But positioning can just be a dynamic thing where it's, you know, here's our program, but dynamically in real time, applying better to this person, whereas a split second later, somebody else who fits a very different profile is seeing the same program advertised or promoted, but in a different way.
Yeah, yeah. And again, it makes intuitive sense to everyone, but very few people do that.
[00:10:17] Speaker A: Yeah, it makes intuitive sense. Well, I think there's two reasons. I think it makes intuitive sense, but when you're looking at numbers, you Stop thinking about that. Right. You're looking at scale. And I think the second one is that I think a lot of people don't know how to do it. They say, oh yeah, I want to do that, but I don't want to create 800 different pages for this. And I think that's somewhere where. Right. Message really does help a lot. In addition to the segmentation, which is, okay, I have one page where 90% of the copy is the same because I'm selling the same thing, but I can update it in real time for the person who's viewing it then.

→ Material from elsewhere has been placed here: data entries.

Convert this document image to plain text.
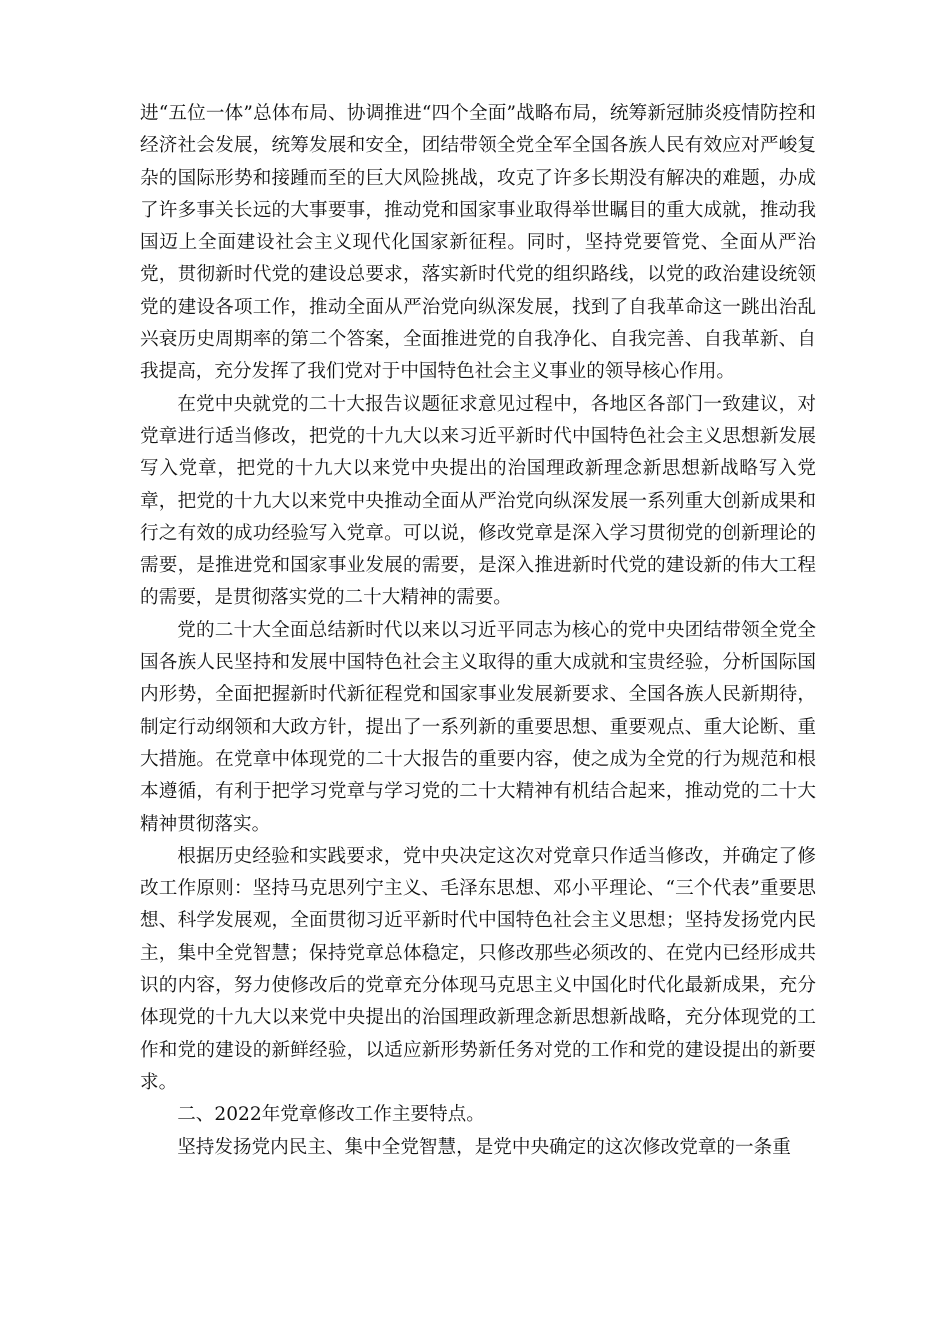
进“五位一体”总体布局、协调推进“四个全面”战略布局，统筹新冠肺炎疫情防控和经济社会发展，统筹发展和安全，团结带领全党全军全国各族人民有效应对严峻复杂的国际形势和接踵而至的巨大风险挑战，攻克了许多长期没有解决的难题，办成了许多事关长远的大事要事，推动党和国家事业取得举世瞩目的重大成就，推动我国迈上全面建设社会主义现代化国家新征程。同时，坚持党要管党、全面从严治党，贯彻新时代党的建设总要求，落实新时代党的组织路线，以党的政治建设统领党的建设各项工作，推动全面从严治党向纵深发展，找到了自我革命这一跳出治乱兴衰历史周期率的第二个答案，全面推进党的自我净化、自我完善、自我革新、自我提高，充分发挥了我们党对于中国特色社会主义事业的领导核心作用。

在党中央就党的二十大报告议题征求意见过程中，各地区各部门一致建议，对党章进行适当修改，把党的十九大以来习近平新时代中国特色社会主义思想新发展写入党章，把党的十九大以来党中央提出的治国理政新理念新思想新战略写入党章，把党的十九大以来党中央推动全面从严治党向纵深发展一系列重大创新成果和行之有效的成功经验写入党章。可以说，修改党章是深入学习贯彻党的创新理论的需要，是推进党和国家事业发展的需要，是深入推进新时代党的建设新的伟大工程的需要，是贯彻落实党的二十大精神的需要。

党的二十大全面总结新时代以来以习近平同志为核心的党中央团结带领全党全国各族人民坚持和发展中国特色社会主义取得的重大成就和宝贵经验，分析国际国内形势，全面把握新时代新征程党和国家事业发展新要求、全国各族人民新期待，制定行动纲领和大政方针，提出了一系列新的重要思想、重要观点、重大论断、重大措施。在党章中体现党的二十大报告的重要内容，使之成为全党的行为规范和根本遵循，有利于把学习党章与学习党的二十大精神有机结合起来，推动党的二十大精神贯彻落实。

根据历史经验和实践要求，党中央决定这次对党章只作适当修改，并确定了修改工作原则：坚持马克思列宁主义、毛泽东思想、邓小平理论、“三个代表”重要思想、科学发展观，全面贯彻习近平新时代中国特色社会主义思想；坚持发扬党内民主，集中全党智慧；保持党章总体稳定，只修改那些必须改的、在党内已经形成共识的内容，努力使修改后的党章充分体现马克思主义中国化时代化最新成果，充分体现党的十九大以来党中央提出的治国理政新理念新思想新战略，充分体现党的工作和党的建设的新鲜经验，以适应新形势新任务对党的工作和党的建设提出的新要求。

二、2022年党章修改工作主要特点。

坚持发扬党内民主、集中全党智慧，是党中央确定的这次修改党章的一条重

[00:10:56] Speaker B: Yeah, that's exactly it. And it's funny, like you mentioned, 90% being the same. One of our kind of flagship customers, if you will, is a guy named Justin Welsh who sells online courses and he uses us to change literally the headline and sub headline and that's it.
So if you're a coach who's starting a business, start your coaching business in 2025.
If you're a agency who's looking to scale, scale your agency in 2025.
And he's been running it doesn't take much. No, he's ran a continuous A B test on this for the last year and he averages 118% more conversions just by changing that headline.
And it sounds so, it sounds so like impossible that something that simple can do it.
But if you think of the Java copy is the first, the headlines meant to just draw somebody in. If you see yourself there, you're more likely to keep scrolling and get down to the offer.
[00:11:54] Speaker A: Yeah, and I think, yeah, there's a, you know, they say that first impression is the best, is the most important impression. And I think that happens with copy as well as really anything.
And seeing that first headline and saying, oh, this is specifically for me, it's talking specifically for me.
Every piece of copy that you see in the rest of the page is then filtered through that. Oh, they're talking to me. Instead of this is generic. I need to be convinced. I'm already convinced. I need to be assuaged at that point.
I'm sure a lot of people are listening to this and they're like, oh, this is going to be great. I'm going to set up a survey for every single person who comes in and I'm going to get all this information.
As we know, surveys don't work because no one wants to fill out a 20 page survey before they can get any copy or anything. Quizzes, on the other hand, something else. So how does write message kind of thread that Needle of you need the information, you need the data from people, but they don't want to fill out a six page survey before they can get anything.
[00:12:58] Speaker B: Yeah. So the good thing is we have a lot of data that has helped us kind of establish effectively a best practice, at least for our customers. And we're now averaging. Most of our customers now who are doing a new lead segmentation survey are getting about a 80 to 85% completion rate for all new leads, which is passive.
And the reason for that is.
Well, there's a few reasons. The main thing is that most surveys are very almost like inward facing. So you get an email from Delta like how was your flight? Right. You know, this is just for them to update some NPS score that they use on a boardroom presentation. This doesn't benefit me. The difference is if I just fill out a form that says I want to get emails from this person.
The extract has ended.